Evrenimizi, içinde yer aldığımız Samanyolu Galaksisi'ni, Güneş Sistemimizi ve üzerinde yaşadığımız Dünya gezegenini kuşatan sayısız kanun, denge ve ölçü vardır. Bu kanun, denge ve ölçülerin her biri insan yaşamına imkan sağlayacak -mucizevi- bir biçimde, özel olarak hesaplanmış ve düzenlenmişlerdir. Evrenimizi detaylı olarak incelediğimizde en temel kozmik kanunlardan, en kritik fiziksel değerlere, en küçük dengelerden en ince hesaplara kadar herşeyin ayrı ayrı son derece hassas ölçülere göre ayarlanmış olduklarını görürüz. 

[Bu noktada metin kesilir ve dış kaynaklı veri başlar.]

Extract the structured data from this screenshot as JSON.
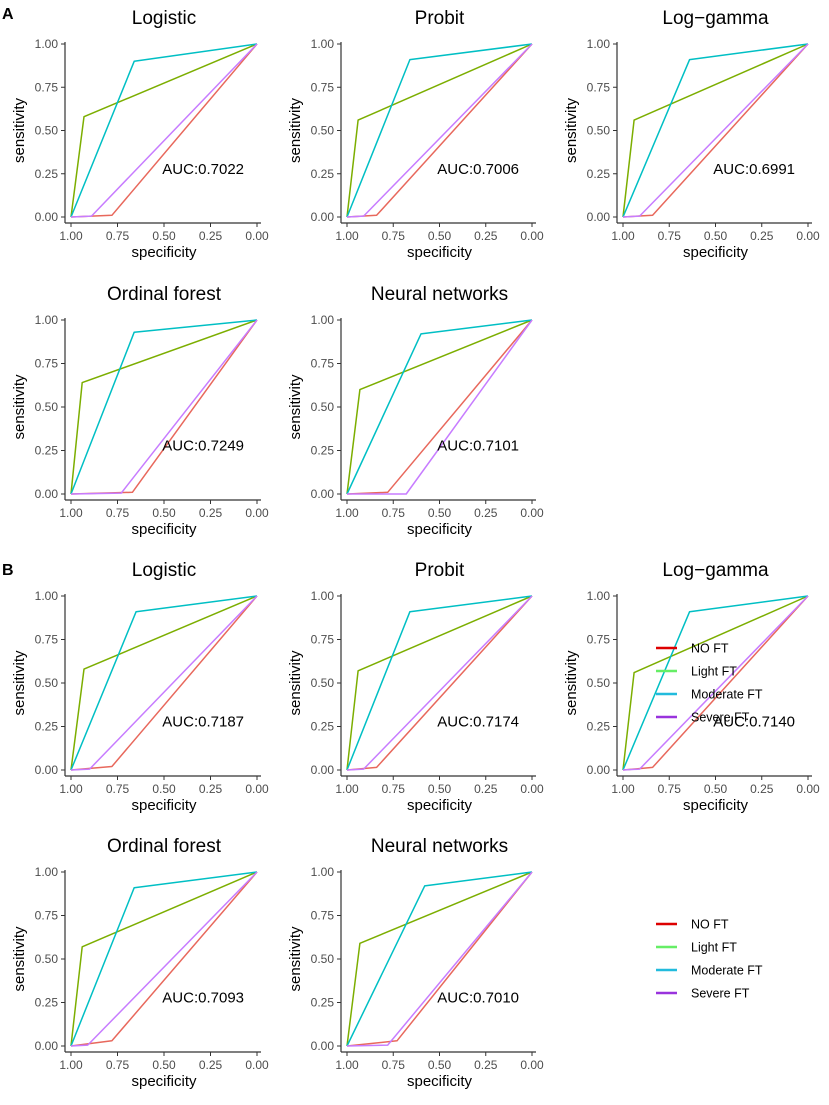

Evrenin genişleme hızından Dünya'nın Samanyolu Galaksisi'ndeki konumuna, Güneş'in yaydığı ışığın cinsinden suyun akışkanlık değerine, Ay'ın Dünya'ya olan uzaklığından, atmosferdeki gazların oranına kadar burada sayamadığımız sayısız faktör, insan yaşamının var olması için en ideal ölçülerde ayarlanmışlardır. Öyle ki bu sayısız faktörden sadece birindeki en ufak bir sapma dahi evrende canlı yaşamının asla var olmaması anlamına gelecekti. 

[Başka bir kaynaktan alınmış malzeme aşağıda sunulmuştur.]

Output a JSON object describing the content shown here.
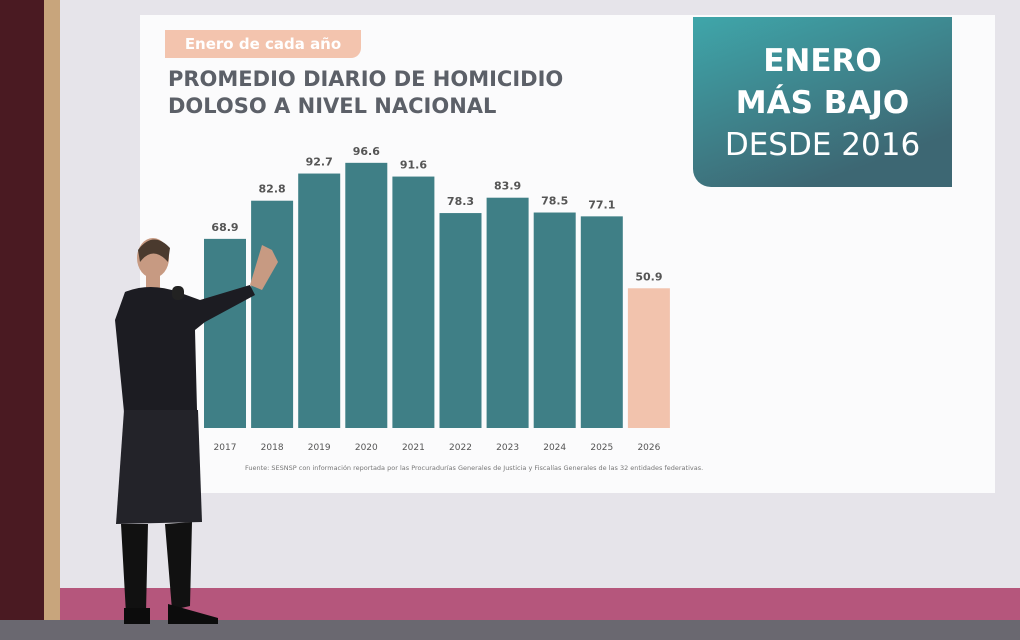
{
  "chart_data": {
    "type": "bar",
    "tag": "Enero de cada año",
    "title": "PROMEDIO DIARIO DE HOMICIDIO DOLOSO A NIVEL NACIONAL",
    "annotation": [
      "ENERO",
      "MÁS BAJO",
      "DESDE 2016"
    ],
    "categories": [
      "2017",
      "2018",
      "2019",
      "2020",
      "2021",
      "2022",
      "2023",
      "2024",
      "2025",
      "2026"
    ],
    "values": [
      68.9,
      82.8,
      92.7,
      96.6,
      91.6,
      78.3,
      83.9,
      78.5,
      77.1,
      50.9
    ],
    "colors": [
      "#3f7f86",
      "#3f7f86",
      "#3f7f86",
      "#3f7f86",
      "#3f7f86",
      "#3f7f86",
      "#3f7f86",
      "#3f7f86",
      "#3f7f86",
      "#f2c3ad"
    ],
    "source": "Fuente: SESNSP con información reportada por las Procuradurías Generales de Justicia y Fiscalías Generales de las 32 entidades federativas."
  }
}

Gerçekten de, evrende insanoğlunun var olması ve yaşamını sürdürmesi için gereken şartların her biri, "tek tek" birer mucize niteliğindedir. Gereken milyonlarca şartın bir araya gelmesi ise uçsuz bucaksız bir "mucizeler zinciri" oluşturur. Bir şeyin mucize olması ise, elbette Allah'ın varlığının ve üstün aklının delillerindendir. Kusursuz bir uyuma ve mükemmel bir tasarıma sahip olan evren, Allah'ın eşsiz ilmini ve kudretini bize tanıtır. 

Evrenin Genişleme Hızındaki Mucizevi Ölçü 

Evrenin genişleme hızı, evrenin şu anki yapısının oluşabilmesi açısından son derece kritik bir değere sahiptir. Eğer genişleme hızı çok az daha yavaş olsaydı, bütün evren, daha Güneş Sistemleri tam anlamıyla düzenlenemeden tekrar içine çökmüş olacaktı. Eğer evren biraz daha hızlı genişliyor olsaydı, madde ne galaksileri ne de yıldızları bir daha asla oluşturamayacak biçimde boşlukta dağılıp gidecekti. Her iki durum da, canlılığın ve bizlerin var olamaması anlamına geliyordu. 

Ancak bunların hiçbiri gerçekleşmemiş ve evrenin genişleme hızının sahip olduğu son derece hassas değer sayesinde şimdiki evren ortaya çıkmıştır. Peki, bu denge ne kadar hassastır? 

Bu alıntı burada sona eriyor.